The Nerve Centre will allow reaction, operations and planning to be linked with other rhino reserves. Among other things, it boasts animal tracking, intelligence camera trap, co-ordination map that shows activities in the park and image recognition.
Handing over the high-tech centre, US Consul General to KwaZulu-Natal, Sherry Zalika Sykes, says they are hoping to see an increased population of healthy rhino. She says they are also hoping it will provide much-needed information that will lead to arrests and successful prosecutions.
“The need to have comprehensive system that brings all those different forms of information together so that in real time we can catch poachers and traffickers of wildlife so that they can be adequately prosecuted and deter the poaching in the first place through effective prosecution. That prevents when people know that the comprehensive are watching. It’s not just one ranger, it’s not just one helicopter.”
Hluhluwe-iMfolozi Park manager, Jabulani Ngubane describes how the centre will work.
“Basically the nerve centre is a heartbeat of the operation like for instance we have copied the SANDF style whereby we have to coordinate everything that we do. You need to know where your guys are at a particular moment and be able to direct them because you will remember that some of the operations happens at night so that it doesn’t happen but also increases your chances of your success as well.”
The park has the highest number of rhino. All white rhino population in the world reportedly come from this park.
Acting Ezemvelo KZN Wildlife CEO, Bheki Khoza, has heaped praise on the US for funding the centre. He says it will provide much-need support to fighting the scourge of rhino poaching.
“Improving our communications to assist our field-based law enforcement staff and also it will provide connectivity and also connectivity with various picket camps and outposts in the park and other agencies like SAPS and our conservation agencies like SA National Park and it will assist in coordination of the information and networking.”
Peace Parks Foundation has provided technical support to the project as well as technology.

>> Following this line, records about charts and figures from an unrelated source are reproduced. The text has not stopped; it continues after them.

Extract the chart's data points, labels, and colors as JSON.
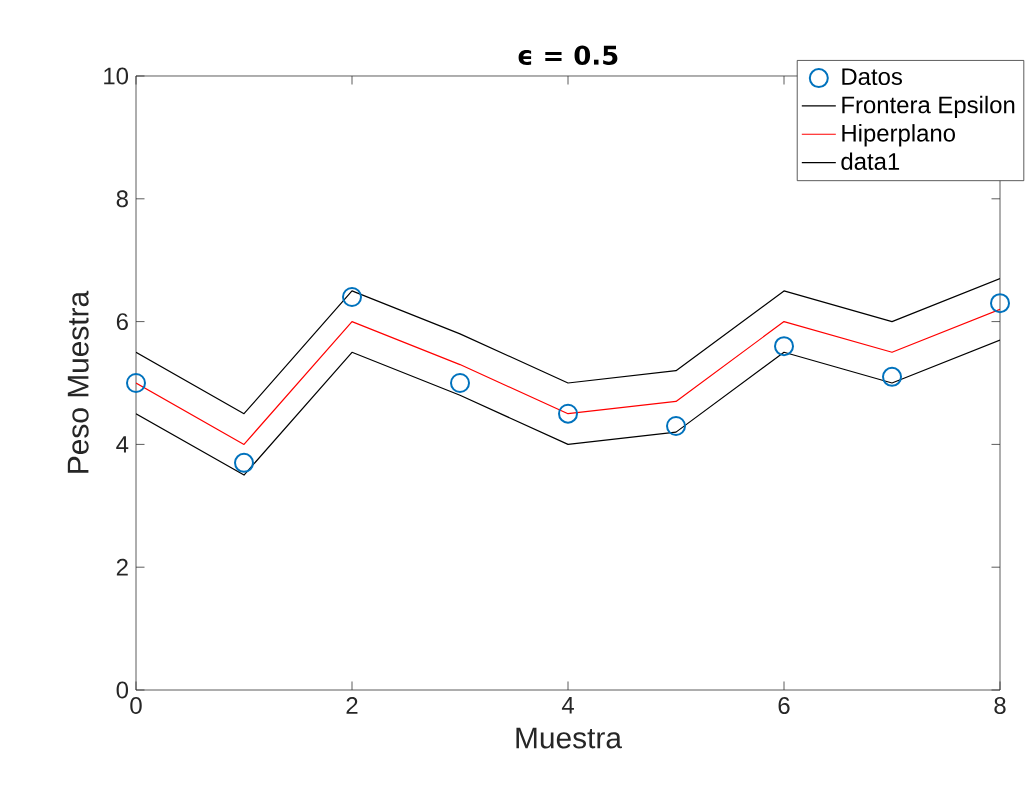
{
  "chart_data": {
    "type": "line",
    "title": "ϵ = 0.5",
    "xlabel": "Muestra",
    "ylabel": "Peso Muestra",
    "x": [
      0,
      1,
      2,
      3,
      4,
      5,
      6,
      7,
      8
    ],
    "series": [
      {
        "name": "Datos",
        "type": "scatter",
        "marker": "circle",
        "color": "#0072bd",
        "values": [
          5.0,
          3.7,
          6.4,
          5.0,
          4.5,
          4.3,
          5.6,
          5.1,
          6.3
        ]
      },
      {
        "name": "Frontera Epsilon",
        "color": "#000000",
        "values": [
          5.5,
          4.5,
          6.5,
          5.8,
          5.0,
          5.2,
          6.5,
          6.0,
          6.7
        ]
      },
      {
        "name": "Hiperplano",
        "color": "#ff0000",
        "values": [
          5.0,
          4.0,
          6.0,
          5.3,
          4.5,
          4.7,
          6.0,
          5.5,
          6.2
        ]
      },
      {
        "name": "data1",
        "color": "#000000",
        "values": [
          4.5,
          3.5,
          5.5,
          4.8,
          4.0,
          4.2,
          5.5,
          5.0,
          5.7
        ]
      }
    ],
    "xlim": [
      0,
      8
    ],
    "ylim": [
      0,
      10
    ],
    "xticks": [
      0,
      2,
      4,
      6,
      8
    ],
    "yticks": [
      0,
      2,
      4,
      6,
      8,
      10
    ],
    "grid": false,
    "legend": "top right"
  }
}
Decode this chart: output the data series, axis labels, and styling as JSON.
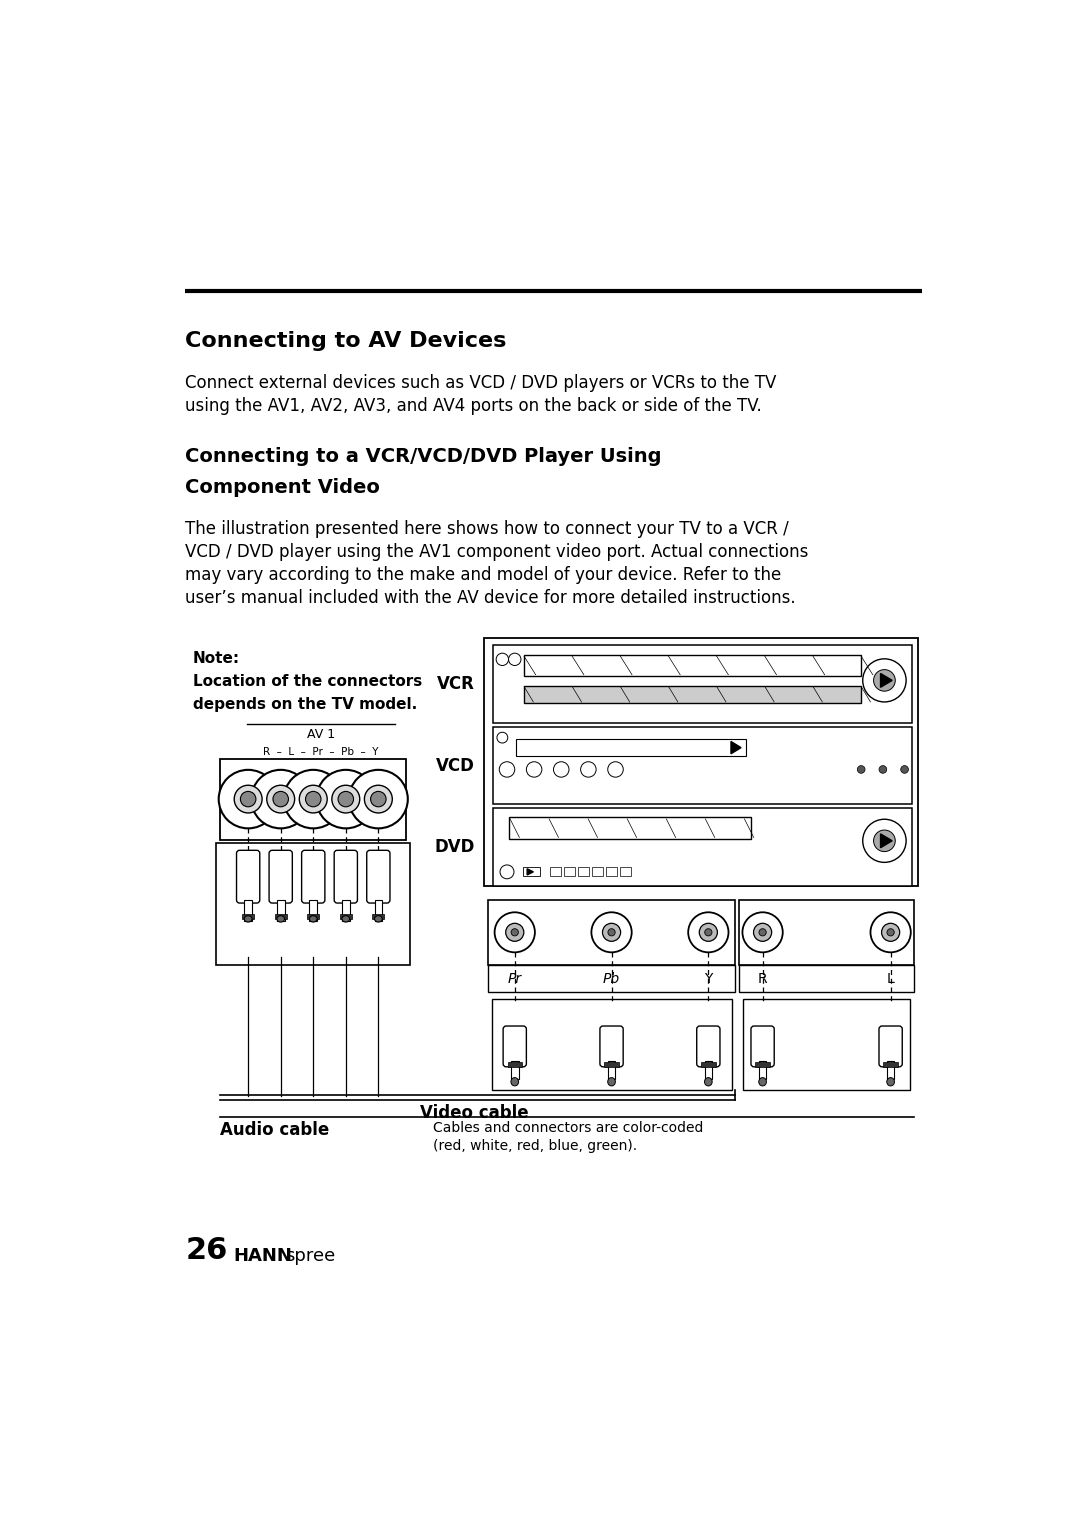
{
  "bg_color": "#ffffff",
  "text_color": "#000000",
  "page_width": 10.8,
  "page_height": 15.29,
  "section_title1": "Connecting to AV Devices",
  "para1_line1": "Connect external devices such as VCD / DVD players or VCRs to the TV",
  "para1_line2": "using the AV1, AV2, AV3, and AV4 ports on the back or side of the TV.",
  "section_title2_line1": "Connecting to a VCR/VCD/DVD Player Using",
  "section_title2_line2": "Component Video",
  "para2_line1": "The illustration presented here shows how to connect your TV to a VCR /",
  "para2_line2": "VCD / DVD player using the AV1 component video port. Actual connections",
  "para2_line3": "may vary according to the make and model of your device. Refer to the",
  "para2_line4": "user’s manual included with the AV device for more detailed instructions.",
  "note_bold": "Note:",
  "note_line2": "Location of the connectors",
  "note_line3": "depends on the TV model.",
  "av1_label": "AV 1",
  "port_row_label": "R  –  L  –  Pr  –  Pb  –  Y",
  "vcr_label": "VCR",
  "vcd_label": "VCD",
  "dvd_label": "DVD",
  "pr_label": "Pr",
  "pb_label": "Pb",
  "y_label": "Y",
  "r_label": "R",
  "l_label": "L",
  "video_cable_label": "Video cable",
  "audio_cable_label": "Audio cable",
  "color_note_line1": "Cables and connectors are color-coded",
  "color_note_line2": "(red, white, red, blue, green).",
  "page_num": "26",
  "brand_hann": "HANN",
  "brand_spree": "spree",
  "title1_fontsize": 16,
  "title2_fontsize": 14,
  "body_fontsize": 12,
  "note_fontsize": 11
}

The foundation’s CEO Werner Myburgh says the project needs to be applied across all parks, especially in areas close to the border.
“The reality is that poaching won’t stop necessarily. The poachers and criminals will take their business elsewhere because it’s lucrative and they make a lot of money. The only solution to that is to get better in your anti-poaching efforts in those areas where moved in. So in a long term you will be able to expand this type of support that being given not only to one park, one big park but to many parks.”
The same programme was also launched in the Kruger National Park in 2015 and is said to be bearing fruits.